To my great regret , there's a piece of text missing in the first (and currently only) edition of the book. A portion of Chapter 1 disappeared between pages 19 and 20. Here is what you've missed:
Unfortunately, enthusiasts noticed that the new cars weren’t any faster than the previous NB. Dyno tests confirmed this. Mazda had to admit that the 155 horsepower rating wasn’t completely accurate, downgrading its claims to 143. To compensate, the manufacturer offered either a $500 card redeemable for service on the car, or Mazda would buy the car back for the full amount paid. It was an embarrassing moment that would haunt Mazda for some time.

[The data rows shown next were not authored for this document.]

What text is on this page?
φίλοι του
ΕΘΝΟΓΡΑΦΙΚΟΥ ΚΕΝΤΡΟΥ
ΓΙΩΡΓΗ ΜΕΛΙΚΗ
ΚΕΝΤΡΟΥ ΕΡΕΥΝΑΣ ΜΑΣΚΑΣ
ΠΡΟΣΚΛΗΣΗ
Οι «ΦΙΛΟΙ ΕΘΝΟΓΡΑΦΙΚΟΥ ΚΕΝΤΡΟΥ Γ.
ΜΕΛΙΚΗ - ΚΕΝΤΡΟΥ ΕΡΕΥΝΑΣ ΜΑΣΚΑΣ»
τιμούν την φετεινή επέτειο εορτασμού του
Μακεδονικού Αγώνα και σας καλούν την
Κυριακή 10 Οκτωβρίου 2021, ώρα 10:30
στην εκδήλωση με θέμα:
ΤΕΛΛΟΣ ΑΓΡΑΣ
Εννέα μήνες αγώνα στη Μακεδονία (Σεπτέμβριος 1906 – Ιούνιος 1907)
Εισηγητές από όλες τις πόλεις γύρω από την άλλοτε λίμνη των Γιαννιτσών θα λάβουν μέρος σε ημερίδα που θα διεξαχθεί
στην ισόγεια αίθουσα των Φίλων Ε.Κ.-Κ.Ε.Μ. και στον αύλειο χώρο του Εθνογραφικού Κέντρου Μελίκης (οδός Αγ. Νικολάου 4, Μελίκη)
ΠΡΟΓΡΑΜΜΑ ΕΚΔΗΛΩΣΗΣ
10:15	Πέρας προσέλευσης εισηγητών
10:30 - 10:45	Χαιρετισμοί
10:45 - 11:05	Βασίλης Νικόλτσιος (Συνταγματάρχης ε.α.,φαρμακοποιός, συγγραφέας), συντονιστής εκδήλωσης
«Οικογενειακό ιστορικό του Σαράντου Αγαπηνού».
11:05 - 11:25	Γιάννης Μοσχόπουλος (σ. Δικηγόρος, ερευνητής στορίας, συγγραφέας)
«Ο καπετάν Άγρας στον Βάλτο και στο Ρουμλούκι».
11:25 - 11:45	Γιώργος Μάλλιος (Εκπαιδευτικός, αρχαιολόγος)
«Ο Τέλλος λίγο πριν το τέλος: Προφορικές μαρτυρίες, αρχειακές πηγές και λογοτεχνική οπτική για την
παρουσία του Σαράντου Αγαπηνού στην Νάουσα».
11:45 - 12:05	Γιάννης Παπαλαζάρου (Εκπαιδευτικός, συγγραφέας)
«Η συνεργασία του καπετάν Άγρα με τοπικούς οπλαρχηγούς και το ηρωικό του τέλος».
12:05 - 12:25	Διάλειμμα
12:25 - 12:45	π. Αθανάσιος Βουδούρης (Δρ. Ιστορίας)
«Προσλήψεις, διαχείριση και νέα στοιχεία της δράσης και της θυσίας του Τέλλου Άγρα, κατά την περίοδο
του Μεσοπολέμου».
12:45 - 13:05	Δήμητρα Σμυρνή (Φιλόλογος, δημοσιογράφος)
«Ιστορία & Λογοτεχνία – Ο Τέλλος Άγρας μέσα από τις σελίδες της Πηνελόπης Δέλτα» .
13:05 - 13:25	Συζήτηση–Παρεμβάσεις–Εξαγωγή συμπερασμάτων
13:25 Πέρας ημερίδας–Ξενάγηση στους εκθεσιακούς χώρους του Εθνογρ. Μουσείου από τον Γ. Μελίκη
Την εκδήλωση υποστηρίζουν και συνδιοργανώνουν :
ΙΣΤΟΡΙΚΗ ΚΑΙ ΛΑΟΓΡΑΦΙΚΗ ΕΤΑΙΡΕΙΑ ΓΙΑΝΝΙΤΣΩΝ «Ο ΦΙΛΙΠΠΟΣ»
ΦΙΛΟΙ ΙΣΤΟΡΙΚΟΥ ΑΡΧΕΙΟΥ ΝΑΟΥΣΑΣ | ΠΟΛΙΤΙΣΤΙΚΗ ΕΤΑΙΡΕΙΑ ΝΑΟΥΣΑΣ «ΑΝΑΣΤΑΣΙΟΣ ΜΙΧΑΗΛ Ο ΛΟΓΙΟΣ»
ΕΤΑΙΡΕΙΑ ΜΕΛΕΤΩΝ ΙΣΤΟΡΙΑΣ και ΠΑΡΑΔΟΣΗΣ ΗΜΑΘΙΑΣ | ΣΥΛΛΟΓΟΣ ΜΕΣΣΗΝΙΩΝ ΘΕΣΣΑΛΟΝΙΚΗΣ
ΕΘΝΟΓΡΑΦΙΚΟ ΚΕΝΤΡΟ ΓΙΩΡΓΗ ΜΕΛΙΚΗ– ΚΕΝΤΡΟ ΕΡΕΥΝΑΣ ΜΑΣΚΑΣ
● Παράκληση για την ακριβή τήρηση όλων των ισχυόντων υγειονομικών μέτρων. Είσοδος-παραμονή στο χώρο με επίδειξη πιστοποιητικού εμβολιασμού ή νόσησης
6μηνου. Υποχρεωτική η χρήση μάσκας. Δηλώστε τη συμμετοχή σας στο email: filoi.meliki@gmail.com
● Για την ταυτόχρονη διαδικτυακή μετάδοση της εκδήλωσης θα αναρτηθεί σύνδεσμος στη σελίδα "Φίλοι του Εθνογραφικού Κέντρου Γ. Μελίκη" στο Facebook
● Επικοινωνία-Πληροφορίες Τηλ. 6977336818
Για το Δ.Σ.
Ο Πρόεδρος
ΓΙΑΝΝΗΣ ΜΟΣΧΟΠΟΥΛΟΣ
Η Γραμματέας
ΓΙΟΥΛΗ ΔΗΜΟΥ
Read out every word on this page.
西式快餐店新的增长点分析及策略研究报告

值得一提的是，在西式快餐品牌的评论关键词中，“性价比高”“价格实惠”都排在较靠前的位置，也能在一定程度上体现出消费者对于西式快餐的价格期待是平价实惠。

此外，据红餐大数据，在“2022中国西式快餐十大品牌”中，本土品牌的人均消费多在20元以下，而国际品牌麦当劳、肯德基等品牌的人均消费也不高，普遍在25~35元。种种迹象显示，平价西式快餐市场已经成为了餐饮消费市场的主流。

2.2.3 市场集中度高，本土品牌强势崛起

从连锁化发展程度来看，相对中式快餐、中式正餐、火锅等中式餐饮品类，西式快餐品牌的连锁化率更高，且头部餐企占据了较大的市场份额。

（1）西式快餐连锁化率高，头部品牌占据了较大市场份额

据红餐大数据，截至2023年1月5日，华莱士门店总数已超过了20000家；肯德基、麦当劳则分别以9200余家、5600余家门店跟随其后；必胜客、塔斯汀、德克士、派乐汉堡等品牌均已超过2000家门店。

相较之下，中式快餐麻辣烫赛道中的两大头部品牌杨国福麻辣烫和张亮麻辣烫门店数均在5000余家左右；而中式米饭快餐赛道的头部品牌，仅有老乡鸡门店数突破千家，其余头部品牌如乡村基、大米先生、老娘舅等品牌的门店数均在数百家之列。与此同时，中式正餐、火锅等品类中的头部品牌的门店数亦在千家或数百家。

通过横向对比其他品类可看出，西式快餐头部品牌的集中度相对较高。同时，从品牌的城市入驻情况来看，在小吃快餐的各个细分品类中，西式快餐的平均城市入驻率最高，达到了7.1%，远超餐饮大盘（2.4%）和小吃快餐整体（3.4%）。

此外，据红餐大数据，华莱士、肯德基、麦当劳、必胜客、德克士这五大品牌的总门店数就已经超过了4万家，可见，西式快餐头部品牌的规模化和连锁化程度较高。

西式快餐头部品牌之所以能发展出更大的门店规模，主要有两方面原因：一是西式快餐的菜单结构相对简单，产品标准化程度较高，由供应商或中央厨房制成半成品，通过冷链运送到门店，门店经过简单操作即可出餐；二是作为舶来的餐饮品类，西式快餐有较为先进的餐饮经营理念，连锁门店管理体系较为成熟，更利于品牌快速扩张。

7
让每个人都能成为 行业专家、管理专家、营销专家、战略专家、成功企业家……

For years, enthusiasts had been calling for more power. The aftermarket had shown that the engine was strong and willing to accept forced induction and that the chassis could easily handle it. The 2004 Mazdaspeed MX-5—the Miata name absent—was Mazda’s answer. The engine was given an IHI turbocharger that boosted power to 178 horsepower. The Sport suspension first used in 1999 was installed underneath, along with the big brakes and bracing that had become standard in 2003. A few components of the drivetrain were beefed up to ensure longevity. A special interior and body colors rounded out the package, along with 17-inch Racing Hart wheels. Unfortunately, the SRT-4 available from Dodge made the horsepower look inadequate and the power delivery seemed to lag. The car’s biggest strength—the handling—didn’t show up on a test drive. The Mazdaspeeds sat around the dealer lots and, when a fire halted production of the 2005 models early, Mazda didn’t bother to restart the line. The 2006 MX-5—the NC—was coming shortly, and it was a completely different beast.
There is also a formatting problem in the specifications. The first column is 1990, the second 1994, the third 1999, the fourth 2001 and the final column is 2004 Mazdaspeed.